Similar to a physical store sales funnel

While there are many differences from offline when selling online, there is a similar flow for how your customers get introduced to your product before they buy.

  1. Customers need to first “walk past your store”.
    • They need to see your online listing.
  2. They then need to “stop and look in”, and “enter the shop”.
    • They need to pause, and click to view more details about your listing.
  3. Then, your sales person has to persuade them to buy and potentially upsell them.
    • The user needs to understand your listing, and add it to their checkout cart.
  4. Finally, they need to buy their desired item.
    • They need to finish the checkout process and enter their payment details

An image to help visualise:

Let’s modify our previous sales funnel image with what we know about the customer flow online:

E-Commerce Funnel

Diving in

Let’s explore each stage a little deeper:

1. Customers need to see your online listing

As with offline retail, customers need to see your store and products before they can buy it. But online, where do they come from?

In a mall or offline location, there is often a base number of people who pass your store every day. This foot traffic has been shown to account for up to 70% of sales in offline retail!

Similarly, for e-commerce sales, you need a strategy for getting people to your listing. The strategy may be as simple as “list products on an existing e-commerce platform that has many daily visitors”. In Southeast Asia, this may be Qoo10, or Lazada, or Shopee, or any of the more specialised online retail locations.

If you’re operating your own online store, such as via Shopify or WooCommerce or something else, then you’ll have to drive traffic to that location yourself. The ways to do that is outside the scope of this article, but subscribe below to get notified when we publish that guide.

For this explainer, let’s assume you have listed your products on one of the major e-commerce platforms in your market. They will have a base number of visitors every day, and you can and should ask them for daily visitor information, both for your listings and their site in general.

These platforms often have marketing activities to help boost the visibility of different listings. Unlike offline retail, for e-commerce these initiatives are usually the best way to boost visits to your listings.

These marketing activities usually cost some money - check with your category manager at the platform you’re listing on, and do your calculations to make sure you can make a profit if you do participate and get some sales.

2. Clicking into your listing page

Luckily, when selling online it’s much easier to get a potential customer to “enter your store”. A simple click, and they’ve entered!

This click-through rate is determined by the listing preview: what a customer sees on a search results page, or a category browse page. Things that determine this include your cover image, the highlight description, and price as compared to other alternatives on the same page.

The Click-Through is important, as once a customer has “entered”, you can then start persuading them to buy your product.

3. Adding to cart

Earlier, we enjoyed the ease-of-entry of customers when they are browsing online. Unfortunately, this “easy-entry” also allows for “easy-exit” - also known as a bounce rate.
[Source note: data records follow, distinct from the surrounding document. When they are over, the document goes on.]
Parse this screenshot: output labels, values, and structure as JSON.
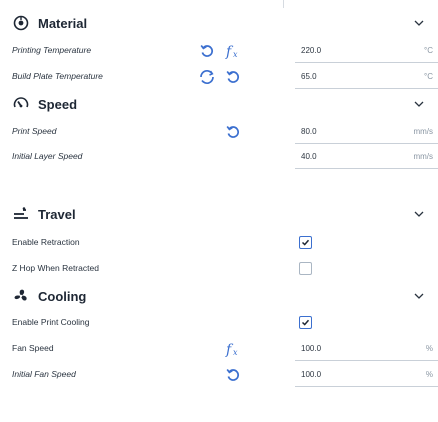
{
  "sections": {
    "material": {
      "title": "Material",
      "icon": "material-icon"
    },
    "speed": {
      "title": "Speed",
      "icon": "speedometer-icon"
    },
    "travel": {
      "title": "Travel",
      "icon": "travel-icon"
    },
    "cooling": {
      "title": "Cooling",
      "icon": "fan-icon"
    }
  },
  "settings": {
    "printing_temperature": {
      "label": "Printing Temperature",
      "value": "220.0",
      "unit": "°C"
    },
    "build_plate_temperature": {
      "label": "Build Plate Temperature",
      "value": "65.0",
      "unit": "°C"
    },
    "print_speed": {
      "label": "Print Speed",
      "value": "80.0",
      "unit": "mm/s"
    },
    "initial_layer_speed": {
      "label": "Initial Layer Speed",
      "value": "40.0",
      "unit": "mm/s"
    },
    "enable_retraction": {
      "label": "Enable Retraction",
      "checked": true
    },
    "z_hop_when_retracted": {
      "label": "Z Hop When Retracted",
      "checked": false
    },
    "enable_print_cooling": {
      "label": "Enable Print Cooling",
      "checked": true
    },
    "fan_speed": {
      "label": "Fan Speed",
      "value": "100.0",
      "unit": "%"
    },
    "initial_fan_speed": {
      "label": "Initial Fan Speed",
      "value": "100.0",
      "unit": "%"
    }
  },
  "icons": {
    "reset": "reset-icon",
    "function": "function-icon",
    "linked": "linked-settings-icon",
    "chevron": "chevron-down-icon"
  },
  "colors": {
    "accent": "#3b6fcf",
    "text": "#1f2a36",
    "muted": "#8a96a3",
    "divider": "#c9d0d8"
  }
}
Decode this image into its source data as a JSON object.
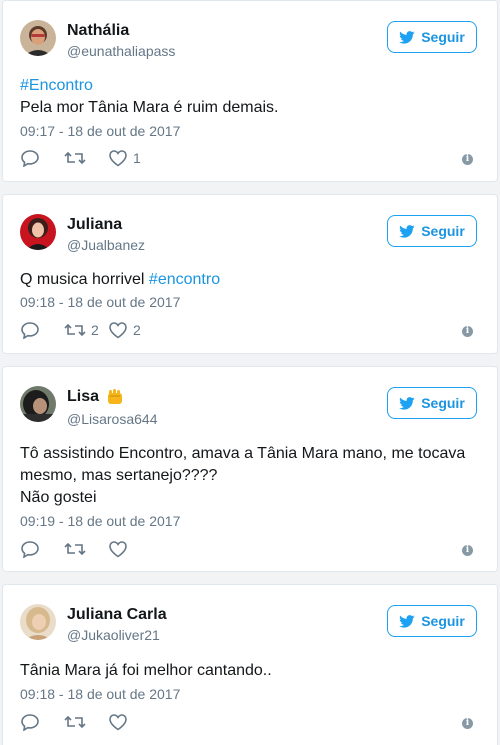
{
  "follow_label": "Seguir",
  "tweets": [
    {
      "name": "Nathália",
      "handle": "@eunathaliapass",
      "hashtag": "#Encontro",
      "text": "Pela mor Tânia Mara é ruim demais.",
      "timestamp": "09:17 - 18 de out de 2017",
      "retweets": "",
      "likes": "1"
    },
    {
      "name": "Juliana",
      "handle": "@Jualbanez",
      "text_prefix": "Q musica horrivel ",
      "hashtag": "#encontro",
      "timestamp": "09:18 - 18 de out de 2017",
      "retweets": "2",
      "likes": "2"
    },
    {
      "name": "Lisa",
      "name_emoji": "fist-emoji",
      "handle": "@Lisarosa644",
      "text_line1": "Tô assistindo Encontro, amava a Tânia Mara mano, me tocava",
      "text_line2": "mesmo, mas sertanejo????",
      "text_line3": "Não gostei",
      "timestamp": "09:19 - 18 de out de 2017",
      "retweets": "",
      "likes": ""
    },
    {
      "name": "Juliana Carla",
      "handle": "@Jukaoliver21",
      "text": "Tânia Mara já foi melhor cantando..",
      "timestamp": "09:18 - 18 de out de 2017",
      "retweets": "",
      "likes": ""
    }
  ],
  "colors": {
    "accent": "#1da1f2",
    "link": "#1b95e0",
    "muted": "#657786",
    "background": "#f1f3f5"
  }
}
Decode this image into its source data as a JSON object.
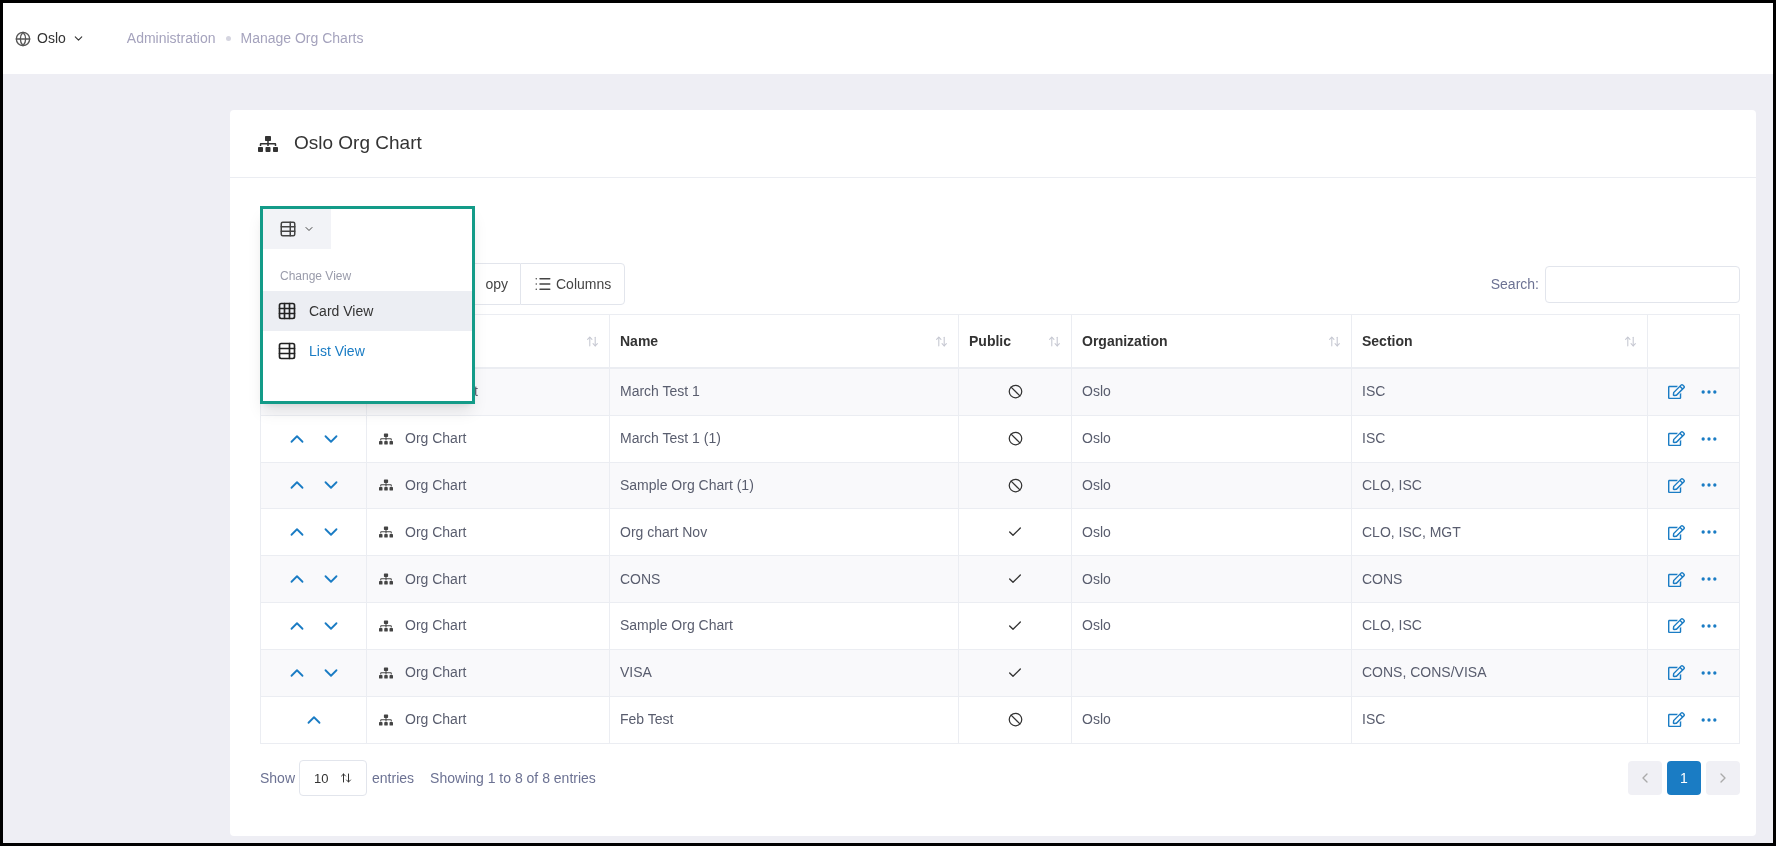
{
  "topbar": {
    "location": "Oslo",
    "breadcrumbs": [
      "Administration",
      "Manage Org Charts"
    ]
  },
  "card": {
    "title": "Oslo Org Chart"
  },
  "view_menu": {
    "header": "Change View",
    "items": [
      {
        "label": "Card View",
        "kind": "grid",
        "selected": false,
        "hovered": true
      },
      {
        "label": "List View",
        "kind": "list",
        "selected": true,
        "hovered": false
      }
    ]
  },
  "toolbar": {
    "buttons": [
      {
        "label": "opy",
        "kind": "plain"
      },
      {
        "label": "Columns",
        "kind": "columns"
      }
    ],
    "search": {
      "label": "Search:"
    }
  },
  "table": {
    "columns": [
      {},
      {
        "sortable": true
      },
      {
        "label": "Name",
        "sortable": true
      },
      {
        "label": "Public",
        "sortable": true
      },
      {
        "label": "Organization",
        "sortable": true
      },
      {
        "label": "Section",
        "sortable": true
      },
      {}
    ],
    "rows": [
      {
        "icon": false,
        "type": "t",
        "name": "March Test 1",
        "public": false,
        "organization": "Oslo",
        "section": "ISC"
      },
      {
        "up": true,
        "down": true,
        "icon": true,
        "type": "Org Chart",
        "name": "March Test 1 (1)",
        "public": false,
        "organization": "Oslo",
        "section": "ISC"
      },
      {
        "up": true,
        "down": true,
        "icon": true,
        "type": "Org Chart",
        "name": "Sample Org Chart (1)",
        "public": false,
        "organization": "Oslo",
        "section": "CLO, ISC"
      },
      {
        "up": true,
        "down": true,
        "icon": true,
        "type": "Org Chart",
        "name": "Org chart Nov",
        "public": true,
        "organization": "Oslo",
        "section": "CLO, ISC, MGT"
      },
      {
        "up": true,
        "down": true,
        "icon": true,
        "type": "Org Chart",
        "name": "CONS",
        "public": true,
        "organization": "Oslo",
        "section": "CONS"
      },
      {
        "up": true,
        "down": true,
        "icon": true,
        "type": "Org Chart",
        "name": "Sample Org Chart",
        "public": true,
        "organization": "Oslo",
        "section": "CLO, ISC"
      },
      {
        "up": true,
        "down": true,
        "icon": true,
        "type": "Org Chart",
        "name": "VISA",
        "public": true,
        "section": "CONS, CONS/VISA"
      },
      {
        "up": true,
        "down": false,
        "icon": true,
        "type": "Org Chart",
        "name": "Feb Test",
        "public": false,
        "organization": "Oslo",
        "section": "ISC"
      }
    ]
  },
  "footer": {
    "show_label": "Show",
    "page_size": "10",
    "entries_label": "entries",
    "info": "Showing 1 to 8 of 8 entries",
    "pages": [
      {
        "label": "1",
        "selected": true
      }
    ]
  }
}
You have one two-dimensional page to convince them to add-to-cart, and not be part of your bounce-rate statistic.

The “Bounce rate” of your listing is the percentage of online viewers who click away from your page and leave.

There are a few ways to improve your bounce rate: You can improve your pictures, text description, product assortment, and modify your price to be more competitive with alternative listings. We’ll do a deeper discussion of this in another article.

With e-commerce, a lot of the buying process is compressed into what the potential customer can see on your listing page. It’s important to trigger that emotional connection and get them to add the product to their shopping cart.

4. Entering payment information

Great, so your listing is optimised, people are visiting and staying on your page, and customers are adding your products into their cart. All done right?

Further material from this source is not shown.